As principais formas do orgulho
821. 1.º A primeira forma consiste em se
considerar a si mesmo o homem, explícita ou implicitamente, como seu primeiro
princípio.
A) Há relativamente poucos que
explicitamente se amem de forma tão desordenada que cheguem a considerar-se
primeiro princípio de si mesmos.
a) É o pecado dos ateus que
voluntariamente rejeitam a Deus, por não quererem senhor; ni Dieu, ni maitre. É deles que fala o Salmista, quando assevera: “Disse
o insensato em seu coração: não há Deus. Dixit
insipiens in corde suo: non est Deus”[1].
Foi equivalentemente o pecado de Lúcifer, que, pretendendo ser autônomo,
recusou submeter-se a Deus; o dos nossos primeiros pais, que, desejando ser
como deuses, quiseram conhecer por si mesmos o bem e o mal; o dos hereges, que,
como Lutero, se negaram a reconhecer a autoridade da Igreja estabelecida por
Deus; e o dos racionalistas que, ufanos da própria razão, não querem submetê-la
à fé. É, outrossim, o pecado de certos intelectuais, que, demasiadamente
orgulhosos para aceitarem a interpretação tradicional dos dogmas, os atenuam e
deformam, para os harmonizarem com as suas exigências.

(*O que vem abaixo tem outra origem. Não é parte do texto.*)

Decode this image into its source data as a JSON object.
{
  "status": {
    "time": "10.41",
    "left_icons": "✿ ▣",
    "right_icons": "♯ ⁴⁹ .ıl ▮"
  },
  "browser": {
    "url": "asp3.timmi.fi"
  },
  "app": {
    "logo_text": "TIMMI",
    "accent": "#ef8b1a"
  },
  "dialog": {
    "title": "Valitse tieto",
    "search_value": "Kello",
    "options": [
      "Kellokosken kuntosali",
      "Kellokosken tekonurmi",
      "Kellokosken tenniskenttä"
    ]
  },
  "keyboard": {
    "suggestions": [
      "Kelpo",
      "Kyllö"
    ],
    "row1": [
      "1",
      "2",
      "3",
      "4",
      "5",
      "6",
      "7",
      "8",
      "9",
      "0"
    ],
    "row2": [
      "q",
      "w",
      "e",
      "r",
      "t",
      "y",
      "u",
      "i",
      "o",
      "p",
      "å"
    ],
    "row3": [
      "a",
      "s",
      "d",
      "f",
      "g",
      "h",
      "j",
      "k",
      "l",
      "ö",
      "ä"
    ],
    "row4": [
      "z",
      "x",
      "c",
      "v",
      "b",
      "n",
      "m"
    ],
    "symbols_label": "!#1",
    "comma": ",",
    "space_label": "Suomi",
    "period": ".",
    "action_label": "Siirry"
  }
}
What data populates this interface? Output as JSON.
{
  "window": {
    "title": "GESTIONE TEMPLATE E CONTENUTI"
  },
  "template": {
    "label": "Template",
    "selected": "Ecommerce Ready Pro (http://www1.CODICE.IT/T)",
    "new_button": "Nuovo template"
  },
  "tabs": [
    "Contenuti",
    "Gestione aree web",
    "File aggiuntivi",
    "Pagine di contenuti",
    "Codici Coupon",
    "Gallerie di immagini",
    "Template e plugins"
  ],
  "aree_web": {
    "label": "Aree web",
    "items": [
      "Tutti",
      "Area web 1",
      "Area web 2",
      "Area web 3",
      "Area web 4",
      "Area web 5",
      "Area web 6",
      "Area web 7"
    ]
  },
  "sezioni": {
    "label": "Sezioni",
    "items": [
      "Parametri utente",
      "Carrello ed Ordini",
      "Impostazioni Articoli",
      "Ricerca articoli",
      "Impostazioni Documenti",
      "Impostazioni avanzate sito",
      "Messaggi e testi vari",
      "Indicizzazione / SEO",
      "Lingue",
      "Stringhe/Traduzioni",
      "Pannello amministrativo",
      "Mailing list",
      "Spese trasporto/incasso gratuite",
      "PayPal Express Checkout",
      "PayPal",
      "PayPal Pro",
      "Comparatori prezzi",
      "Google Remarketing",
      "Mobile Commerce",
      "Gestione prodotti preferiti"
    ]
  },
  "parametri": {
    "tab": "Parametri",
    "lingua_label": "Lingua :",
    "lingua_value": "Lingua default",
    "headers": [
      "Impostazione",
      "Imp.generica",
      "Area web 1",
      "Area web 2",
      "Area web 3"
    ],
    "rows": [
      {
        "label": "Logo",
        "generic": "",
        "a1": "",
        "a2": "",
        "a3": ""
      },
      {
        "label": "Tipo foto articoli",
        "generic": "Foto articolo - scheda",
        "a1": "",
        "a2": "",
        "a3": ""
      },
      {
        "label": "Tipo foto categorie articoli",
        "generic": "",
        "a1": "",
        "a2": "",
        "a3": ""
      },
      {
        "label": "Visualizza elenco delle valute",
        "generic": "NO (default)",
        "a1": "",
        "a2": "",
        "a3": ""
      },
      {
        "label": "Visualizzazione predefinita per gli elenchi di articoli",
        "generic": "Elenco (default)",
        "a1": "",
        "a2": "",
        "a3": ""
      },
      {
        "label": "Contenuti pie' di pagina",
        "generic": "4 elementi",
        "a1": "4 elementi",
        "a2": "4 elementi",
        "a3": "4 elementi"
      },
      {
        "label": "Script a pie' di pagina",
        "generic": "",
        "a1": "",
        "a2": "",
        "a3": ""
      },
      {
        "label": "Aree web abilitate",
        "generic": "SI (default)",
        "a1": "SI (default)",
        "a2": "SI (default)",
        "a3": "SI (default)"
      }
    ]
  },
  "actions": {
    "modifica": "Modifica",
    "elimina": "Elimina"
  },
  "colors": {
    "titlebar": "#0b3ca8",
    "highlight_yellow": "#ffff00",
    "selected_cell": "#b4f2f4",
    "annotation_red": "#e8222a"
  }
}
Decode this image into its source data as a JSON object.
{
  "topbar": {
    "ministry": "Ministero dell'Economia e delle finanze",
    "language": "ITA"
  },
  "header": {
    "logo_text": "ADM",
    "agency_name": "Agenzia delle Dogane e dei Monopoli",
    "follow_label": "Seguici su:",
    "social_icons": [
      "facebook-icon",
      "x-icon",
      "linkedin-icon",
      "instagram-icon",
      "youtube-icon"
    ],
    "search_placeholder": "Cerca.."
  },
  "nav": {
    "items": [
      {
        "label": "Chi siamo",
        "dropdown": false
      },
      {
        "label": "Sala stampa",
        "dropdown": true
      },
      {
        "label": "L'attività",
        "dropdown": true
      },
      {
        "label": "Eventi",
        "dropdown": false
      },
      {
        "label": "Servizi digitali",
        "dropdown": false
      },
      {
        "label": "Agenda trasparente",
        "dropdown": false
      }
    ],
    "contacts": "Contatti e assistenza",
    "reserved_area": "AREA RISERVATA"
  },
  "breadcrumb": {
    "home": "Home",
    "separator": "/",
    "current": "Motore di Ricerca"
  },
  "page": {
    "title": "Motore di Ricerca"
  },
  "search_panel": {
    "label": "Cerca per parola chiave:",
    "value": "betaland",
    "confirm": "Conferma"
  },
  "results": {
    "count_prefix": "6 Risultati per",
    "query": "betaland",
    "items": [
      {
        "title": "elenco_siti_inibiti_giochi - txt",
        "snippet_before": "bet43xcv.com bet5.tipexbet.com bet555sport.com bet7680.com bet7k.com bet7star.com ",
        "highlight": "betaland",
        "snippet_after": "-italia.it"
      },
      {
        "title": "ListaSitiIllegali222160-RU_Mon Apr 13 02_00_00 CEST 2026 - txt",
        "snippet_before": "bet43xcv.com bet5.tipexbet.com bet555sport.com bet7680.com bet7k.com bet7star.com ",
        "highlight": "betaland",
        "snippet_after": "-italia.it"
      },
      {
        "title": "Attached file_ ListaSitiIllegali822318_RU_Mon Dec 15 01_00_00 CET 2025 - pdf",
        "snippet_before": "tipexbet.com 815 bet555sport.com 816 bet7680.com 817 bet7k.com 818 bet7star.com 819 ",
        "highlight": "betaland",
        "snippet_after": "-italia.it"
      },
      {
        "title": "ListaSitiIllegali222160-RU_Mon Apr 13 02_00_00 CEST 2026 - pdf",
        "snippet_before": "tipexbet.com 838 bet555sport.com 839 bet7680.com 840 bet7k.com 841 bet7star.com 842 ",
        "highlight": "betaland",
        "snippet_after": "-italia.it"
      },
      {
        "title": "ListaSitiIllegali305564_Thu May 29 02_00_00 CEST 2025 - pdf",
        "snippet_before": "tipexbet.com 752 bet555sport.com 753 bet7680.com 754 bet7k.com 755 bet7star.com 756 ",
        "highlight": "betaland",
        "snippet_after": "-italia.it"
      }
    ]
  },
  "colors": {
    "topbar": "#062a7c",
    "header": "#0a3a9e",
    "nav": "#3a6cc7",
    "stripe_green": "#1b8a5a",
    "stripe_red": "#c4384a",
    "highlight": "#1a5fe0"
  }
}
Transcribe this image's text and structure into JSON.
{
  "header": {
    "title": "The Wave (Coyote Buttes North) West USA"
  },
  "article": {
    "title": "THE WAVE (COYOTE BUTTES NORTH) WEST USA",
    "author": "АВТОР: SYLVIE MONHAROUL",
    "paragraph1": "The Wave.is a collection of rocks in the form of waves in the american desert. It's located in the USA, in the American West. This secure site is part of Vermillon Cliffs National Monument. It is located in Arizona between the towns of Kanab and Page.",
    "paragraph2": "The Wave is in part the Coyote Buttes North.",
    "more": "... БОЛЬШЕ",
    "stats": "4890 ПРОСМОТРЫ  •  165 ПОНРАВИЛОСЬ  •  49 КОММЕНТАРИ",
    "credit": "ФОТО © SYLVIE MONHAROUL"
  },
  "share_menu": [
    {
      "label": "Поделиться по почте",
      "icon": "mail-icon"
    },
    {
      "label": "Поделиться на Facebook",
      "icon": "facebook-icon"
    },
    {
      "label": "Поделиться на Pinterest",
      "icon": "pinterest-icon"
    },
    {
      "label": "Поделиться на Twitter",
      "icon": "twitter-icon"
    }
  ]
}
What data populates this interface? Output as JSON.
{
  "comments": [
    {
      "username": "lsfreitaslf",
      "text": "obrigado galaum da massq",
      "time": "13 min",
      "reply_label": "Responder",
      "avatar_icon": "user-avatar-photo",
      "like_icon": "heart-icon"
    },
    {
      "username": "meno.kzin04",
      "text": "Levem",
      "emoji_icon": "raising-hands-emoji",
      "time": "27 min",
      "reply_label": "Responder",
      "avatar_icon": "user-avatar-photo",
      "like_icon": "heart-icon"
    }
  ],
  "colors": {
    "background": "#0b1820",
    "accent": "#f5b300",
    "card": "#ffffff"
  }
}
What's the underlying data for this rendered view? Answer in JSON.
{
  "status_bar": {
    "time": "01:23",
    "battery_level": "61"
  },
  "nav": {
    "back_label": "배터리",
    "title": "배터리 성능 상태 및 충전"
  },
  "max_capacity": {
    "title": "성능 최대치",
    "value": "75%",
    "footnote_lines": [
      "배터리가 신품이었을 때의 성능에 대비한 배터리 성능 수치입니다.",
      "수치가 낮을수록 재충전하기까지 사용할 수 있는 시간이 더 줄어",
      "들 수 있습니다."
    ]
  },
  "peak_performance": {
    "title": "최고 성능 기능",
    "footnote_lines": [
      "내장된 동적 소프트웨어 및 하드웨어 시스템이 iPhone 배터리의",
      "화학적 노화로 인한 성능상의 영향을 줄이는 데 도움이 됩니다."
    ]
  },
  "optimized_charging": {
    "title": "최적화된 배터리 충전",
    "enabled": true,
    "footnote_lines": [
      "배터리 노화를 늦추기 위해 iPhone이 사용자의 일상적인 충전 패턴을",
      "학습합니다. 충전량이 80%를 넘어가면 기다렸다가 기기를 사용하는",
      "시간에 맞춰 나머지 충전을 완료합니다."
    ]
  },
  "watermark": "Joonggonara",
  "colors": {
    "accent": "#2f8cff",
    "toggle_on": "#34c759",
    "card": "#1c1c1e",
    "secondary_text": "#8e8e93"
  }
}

822. B) É maior o número dos que caem
implicitamente neste defeito, procedendo como se os dons naturais e
sobrenaturais, que Deus nos liberalizou, fossem completamente nossos.
Reconhece-se, é verdade, em teoria que Deus é o nosso primeiro princípio; mas
na prática, tem-se da própria pessoa uma estima desmesurada, como se cada um
fosse autor das qualidades que possui.
a) Há quem se compraza nas suas
qualidades e merecimentos, como se fosse único autor deles: “A alma, vendo-se
bela, diz Bossuet, deleitou-se em si mesma e adormeceu na contemplação da própria
excelência: deixou um momento de se referir a Deus: esqueceu a própria
dependência; primeiramente demorou-se e depois entregou-se a si mesma. Mas,
procurando ser livre até se emancipar de Deus e das leis a Justiça tornou-se o
homem cativo do seu pecado”.
823. b) Mais grave é o orgulho dos que
se atribuem a si mesmo a prática das virtudes como os Estóicos; dos que
imaginam que os dons gratuitos de Deus são frutos dos nossos merecimentos e que
as nossas boas obras nos pertencem mais que a Deus, quando em realidade é Ele a
sua causa principal; ou enfim, dos que nelas se comprazem como se fossem unicamente
suas.
824. C) É este mesmo princípios que faz
que o orgulhoso exagere as suas qualidades pessoais.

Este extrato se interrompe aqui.